# Thread: Problem finding integrating factor of simple first order ODE

1. ## Problem finding integrating factor of simple first order ODE

Hi ! So I'm having trouble with a problem asking to find the integrating factor of this equation :

$t^{2}(\frac{dx}{dt})+t^{5}x = 4t$

So my approach was to set the right-hand side to 0 to get a homogeneous DE and then use separation of variables.

This got me :

$\frac{dx}{dt} = -t^{5}x/t^{2} = -t^{3}x$

$\frac{dx}{x} = -t^{3}dt$

$x = ce^{\frac{-t^{4}}{4}}$

So the general solution to the inhomogeneous one with u as integrating factor is : x= $ue^{\frac{-t^{4}}{4}}$
But plugging this into the original equation I arrive at :

$u'=\frac{4e^{\frac{-t^{4}}{4}}}{t}$

Which I don't know how to integrate and doesn't look like it can be any of the answers I was offered (multiple-choice test).

Where did I go wrong ?

Thank you for your help !

2. ## Re: Problem finding integrating factor of simple first order ODE

You lost the 4t term when you moved everything to one side.
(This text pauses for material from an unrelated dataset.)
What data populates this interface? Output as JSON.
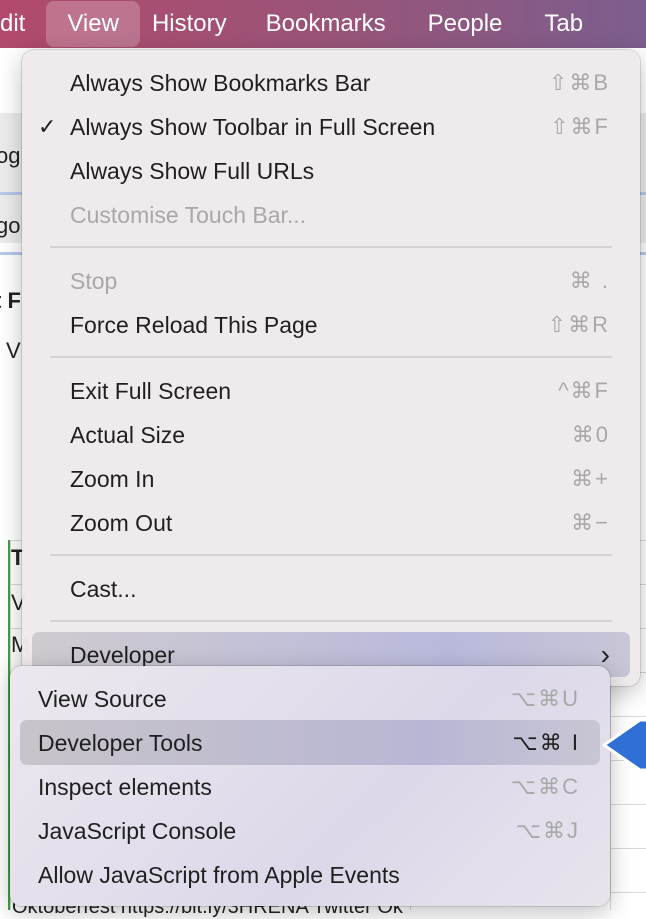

\displaystyle \begin{align*} t^2\,\frac{\mathrm{d}x}{\mathrm{d}t} + t^5\,x &= 4\,t \\ \frac{\mathrm{d}x}{\mathrm{d}t} + t^3\,x &= \frac{4}{t} \end{align*}

The integrating factor is \displaystyle \begin{align*} \mathrm{e}^{\int{t^3\,\mathrm{d}t}} = \mathrm{e}^{\frac{t^4}{4}} \end{align*} so we get

\displaystyle \begin{align*} \mathrm{e}^{\frac{t^4}{4}}\,\frac{\mathrm{d}x}{ \mathrm{d} t} + t^3\,\mathrm{e}^{\frac{t^4}{4}} \,x &= \frac{4\,\mathrm{e}^{\frac{t^4}{4}}}{t} \\ \frac{\mathrm{d}}{\mathrm{d}t} \left( \mathrm{e}^{\frac{t^4}{4}} \, x \right) &= \frac{4\,\mathrm{e}^{\frac{t^4}{4}}}{t} \\ \mathrm{e}^{\frac{t^4}{4}}\,x &= \int{\frac{4\,\mathrm{e}^{\frac{t^4}{4}}}{t}\, \mathrm{d} t } \\ x &= \mathrm{e}^{-\frac{t^4}{4}} \int{ \frac{4\,\mathrm{e}^{\frac{t^4}{4}}}{t}\,\mathrm{d }t } \end{align*}

This is the exact solution, although it can't be written explicitly in terms of elementary functions.

3. ## Re: Problem finding integrating factor of simple first order ODE

Thank you very much for your help !
I can't see where I missed the 4/t term ? Except setting it to 0 in the original equation at first to make it homogeneous.
Also is it not e^( -t^4/4) instead of t^4/4 ? Or did I make a mistake.

4. ## Re: Problem finding integrating factor of simple first order ODE

Another way of looking at it:
First, divide by $t^2$ to get $\frac{dx}{dt}+ t^3x= \frac{4}{t}$.

Now, by the definition of "integrating factor" we are looking for a function, u(t), such that $\frac{d(ux)}{dt}= u\frac{dx}{dt}+ \left(\frac{du}{dt}\right)x= u\frac{dx}{dt}+ t^3ux$. That is, u must satisfy the equation $\frac{du}{dt}= t^3u$. We can separate that into $\frac{du}{u}= t^3dt$. Integrating, $ln(u)= \frac{1}{4}t^4+ C$. Solving for u, $u= C'e^{(1/4)t^4}$ where $C'= e^C$. We only need one function so we can take C'= 1. Our integrating factor is $e^{(1/4)t^4}$.

Multiplying by that, the differential equation becomes $e^{(1/4)t^4}\frac{dx}{dt}+ t^3e^{(1/4)t^4}x= \frac{d}{dt}\left(e^{(1/4)t^4}x(t)\right)= \frac{e^{(1/4)t^4}}{t}$.

5. ## Re: Problem finding integrating factor of simple first order ODE

Originally Posted by Jo37
Thank you very much for your help !
I can't see where I missed the 4/t term ? Except setting it to 0 in the original equation at first to make it homogeneous.
Also is it not e^( -t^4/4) instead of t^4/4 ? Or did I make a mistake.
You made several mistakes. Instead of bleating about your own incorrect solution you should look through the correct solution given and try to determine where your mistakes are.